[17]. Another salt river.

[18]. [The Chauhān Rāo Kīrttipāl took it from the Pramāras towards the end of the twelfth century, and Kānardeo Chauhān lost it to Alāu-d-dīn (Erskine iii. A. 199 f.). In Briggs’ translation of Ferishta (i. 370) the place is called Jalwar, and the King Nāhardeo.]

[19]. Multan and Juna (Chhotan, qu. Chauhan-tan?) have the same signification, ‘the ancient abode,’ and both were occupied by the tribe of Malli or Mallani, said to be of Chauhan race; and it is curious to find at Jalor (classically Jalandhar) the same divinities as in their haunts in the Panjab, namely, Mallinath, Jalandharnath, and Balnath. Abu-l-Fazl[Abu-l-Fazl] says, “The cell of Balnath is in the middle of Sindsagar”; and Babur (Elliot-Dowson ii. 450, iv. 240, 415, v. 114, Āīn, ii. 315) places “Balnath-jogi below the hill of Jud, five marches east of the Indus,” the very spot claimed by the Yadus, when led out of India by their deified leader Baldeo, or Balnath.

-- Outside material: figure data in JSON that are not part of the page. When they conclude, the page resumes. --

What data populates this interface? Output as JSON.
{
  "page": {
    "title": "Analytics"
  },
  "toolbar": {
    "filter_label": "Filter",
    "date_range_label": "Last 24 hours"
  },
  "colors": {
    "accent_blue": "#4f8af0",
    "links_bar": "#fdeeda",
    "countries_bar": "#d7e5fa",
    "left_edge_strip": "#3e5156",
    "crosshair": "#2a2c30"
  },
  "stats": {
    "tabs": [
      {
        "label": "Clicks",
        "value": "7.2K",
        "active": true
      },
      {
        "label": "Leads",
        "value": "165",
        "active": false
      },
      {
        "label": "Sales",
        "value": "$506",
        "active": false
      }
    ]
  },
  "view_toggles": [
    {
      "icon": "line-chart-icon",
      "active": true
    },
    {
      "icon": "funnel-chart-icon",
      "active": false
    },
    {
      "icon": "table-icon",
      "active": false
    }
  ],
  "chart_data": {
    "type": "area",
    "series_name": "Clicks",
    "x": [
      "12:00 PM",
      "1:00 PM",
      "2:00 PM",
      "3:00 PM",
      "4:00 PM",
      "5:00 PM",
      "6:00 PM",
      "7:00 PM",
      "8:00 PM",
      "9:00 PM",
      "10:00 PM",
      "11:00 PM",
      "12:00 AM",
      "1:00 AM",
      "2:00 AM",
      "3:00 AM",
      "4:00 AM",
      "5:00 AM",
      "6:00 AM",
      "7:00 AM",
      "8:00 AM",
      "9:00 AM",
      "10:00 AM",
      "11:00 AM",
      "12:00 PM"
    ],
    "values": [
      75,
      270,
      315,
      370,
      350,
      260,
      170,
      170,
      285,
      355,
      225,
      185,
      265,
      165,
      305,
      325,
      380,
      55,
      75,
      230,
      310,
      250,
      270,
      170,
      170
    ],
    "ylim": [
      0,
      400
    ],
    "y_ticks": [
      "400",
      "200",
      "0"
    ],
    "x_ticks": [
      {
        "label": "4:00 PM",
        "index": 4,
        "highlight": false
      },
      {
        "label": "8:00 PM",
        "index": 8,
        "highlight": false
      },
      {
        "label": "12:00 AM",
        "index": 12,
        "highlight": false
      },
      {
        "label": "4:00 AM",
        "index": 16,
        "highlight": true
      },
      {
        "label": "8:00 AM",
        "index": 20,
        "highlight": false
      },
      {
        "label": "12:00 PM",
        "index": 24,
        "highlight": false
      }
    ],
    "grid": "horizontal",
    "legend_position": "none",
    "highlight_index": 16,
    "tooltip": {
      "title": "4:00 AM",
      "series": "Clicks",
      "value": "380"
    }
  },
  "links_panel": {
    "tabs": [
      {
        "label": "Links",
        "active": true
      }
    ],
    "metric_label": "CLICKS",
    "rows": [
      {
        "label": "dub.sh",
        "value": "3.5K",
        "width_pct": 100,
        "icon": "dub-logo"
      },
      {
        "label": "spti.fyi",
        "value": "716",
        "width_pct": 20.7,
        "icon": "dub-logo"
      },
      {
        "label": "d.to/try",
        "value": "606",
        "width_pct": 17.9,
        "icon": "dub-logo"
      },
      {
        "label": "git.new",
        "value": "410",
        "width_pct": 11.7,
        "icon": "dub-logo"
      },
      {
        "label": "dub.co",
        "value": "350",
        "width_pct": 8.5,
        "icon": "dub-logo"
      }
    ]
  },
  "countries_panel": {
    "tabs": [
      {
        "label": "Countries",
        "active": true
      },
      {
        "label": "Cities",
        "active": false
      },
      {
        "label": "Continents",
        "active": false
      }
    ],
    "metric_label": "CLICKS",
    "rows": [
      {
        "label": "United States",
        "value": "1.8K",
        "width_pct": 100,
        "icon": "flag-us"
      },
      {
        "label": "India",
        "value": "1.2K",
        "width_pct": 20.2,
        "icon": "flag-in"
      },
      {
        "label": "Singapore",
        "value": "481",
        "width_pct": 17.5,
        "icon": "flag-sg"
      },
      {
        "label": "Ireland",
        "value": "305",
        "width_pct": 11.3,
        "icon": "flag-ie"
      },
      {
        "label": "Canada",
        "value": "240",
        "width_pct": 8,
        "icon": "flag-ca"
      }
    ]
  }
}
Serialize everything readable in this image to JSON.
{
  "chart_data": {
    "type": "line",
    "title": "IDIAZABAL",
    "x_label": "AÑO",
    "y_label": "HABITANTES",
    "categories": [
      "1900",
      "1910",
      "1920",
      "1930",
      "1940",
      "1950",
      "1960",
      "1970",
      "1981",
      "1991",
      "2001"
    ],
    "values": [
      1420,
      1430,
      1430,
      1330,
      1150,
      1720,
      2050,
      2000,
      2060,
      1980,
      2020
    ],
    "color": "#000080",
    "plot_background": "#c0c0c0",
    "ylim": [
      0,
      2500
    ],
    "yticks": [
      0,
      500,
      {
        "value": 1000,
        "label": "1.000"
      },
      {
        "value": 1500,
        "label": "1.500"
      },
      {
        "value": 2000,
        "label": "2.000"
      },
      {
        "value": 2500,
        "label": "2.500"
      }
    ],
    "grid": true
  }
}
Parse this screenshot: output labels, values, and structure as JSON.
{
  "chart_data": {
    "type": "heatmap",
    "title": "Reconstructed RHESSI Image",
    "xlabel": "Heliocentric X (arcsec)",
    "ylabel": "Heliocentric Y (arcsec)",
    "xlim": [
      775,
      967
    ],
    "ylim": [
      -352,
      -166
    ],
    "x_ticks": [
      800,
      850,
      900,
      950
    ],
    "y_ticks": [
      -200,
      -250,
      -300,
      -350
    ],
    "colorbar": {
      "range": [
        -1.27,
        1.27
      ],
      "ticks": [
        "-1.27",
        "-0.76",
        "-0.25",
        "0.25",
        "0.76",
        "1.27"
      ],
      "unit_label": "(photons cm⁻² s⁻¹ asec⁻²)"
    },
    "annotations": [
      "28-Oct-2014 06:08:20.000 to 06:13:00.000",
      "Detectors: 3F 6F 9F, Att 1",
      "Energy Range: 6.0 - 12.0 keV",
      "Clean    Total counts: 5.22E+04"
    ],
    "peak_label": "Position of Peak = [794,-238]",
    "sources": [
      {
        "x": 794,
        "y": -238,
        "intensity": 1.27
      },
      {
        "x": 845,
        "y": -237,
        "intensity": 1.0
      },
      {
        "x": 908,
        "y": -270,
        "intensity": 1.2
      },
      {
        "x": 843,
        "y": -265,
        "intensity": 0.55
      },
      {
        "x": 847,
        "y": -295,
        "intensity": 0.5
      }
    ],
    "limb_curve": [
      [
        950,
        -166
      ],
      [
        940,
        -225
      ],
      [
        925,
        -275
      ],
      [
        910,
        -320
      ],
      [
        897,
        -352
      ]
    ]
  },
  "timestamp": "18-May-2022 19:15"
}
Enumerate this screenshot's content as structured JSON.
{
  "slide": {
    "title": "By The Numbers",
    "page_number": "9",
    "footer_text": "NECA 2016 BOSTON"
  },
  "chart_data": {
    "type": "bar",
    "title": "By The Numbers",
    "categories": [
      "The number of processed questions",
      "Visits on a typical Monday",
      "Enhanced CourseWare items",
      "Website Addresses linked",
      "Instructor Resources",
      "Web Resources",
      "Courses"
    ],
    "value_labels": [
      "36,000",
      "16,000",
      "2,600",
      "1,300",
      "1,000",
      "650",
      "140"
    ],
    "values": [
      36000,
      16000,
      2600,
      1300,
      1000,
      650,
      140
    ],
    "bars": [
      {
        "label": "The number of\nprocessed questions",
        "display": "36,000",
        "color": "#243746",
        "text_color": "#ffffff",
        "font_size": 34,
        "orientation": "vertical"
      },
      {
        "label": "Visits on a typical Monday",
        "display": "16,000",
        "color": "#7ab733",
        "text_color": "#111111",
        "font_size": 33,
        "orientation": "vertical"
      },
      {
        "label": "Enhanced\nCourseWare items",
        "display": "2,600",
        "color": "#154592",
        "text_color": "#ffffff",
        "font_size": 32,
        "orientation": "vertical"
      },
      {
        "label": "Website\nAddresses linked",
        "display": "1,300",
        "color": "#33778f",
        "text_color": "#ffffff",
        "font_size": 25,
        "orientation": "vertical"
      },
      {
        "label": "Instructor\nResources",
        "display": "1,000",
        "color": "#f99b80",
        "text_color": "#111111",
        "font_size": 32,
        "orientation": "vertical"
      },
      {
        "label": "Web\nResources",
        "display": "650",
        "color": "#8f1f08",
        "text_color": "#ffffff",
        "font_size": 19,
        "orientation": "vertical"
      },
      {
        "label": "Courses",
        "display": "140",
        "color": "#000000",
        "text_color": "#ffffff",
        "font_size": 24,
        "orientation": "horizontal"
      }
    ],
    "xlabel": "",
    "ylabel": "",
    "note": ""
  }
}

[20]. [Bhojak, ‘a feeder,’ a term usually applied to those Brāhmans who are fed after a death, in order to pass on the food to the spirit.]

[21]. [Ferishta (i. 369) calls the Rāja Sītaldeo; Amīr Khusru (Elliot-Dowson iii. 78, 550, v. 166) Sutaldeo.]

[22]. [The population of these towns is now respectively 4545 and 2066.]

[23]. [The old name was Srīmāl or Bhillamāla, which Erskine (iii. A. 194) identifies with Pi-lo-mo-lo of Hiuen Tsiang. But Beal (Buddhist Records of the Western World, ii. 270) transliterates this name as Bālmer or Bārmer.]

[24]. [For the Sāchora or Sānchora Brāhmans see BG, ix. Part i. 18; Erskine iii. A. 84.]

[25]. [Tīlwāra is about 10 miles W. of Bālotra.]

[26]. It is asserted by the natives to be caused by a small thread-like worm, which also forms in the eyes of horses. I have seen it in the horse, moving about with great velocity. They puncture and discharge it with the aqueous humour.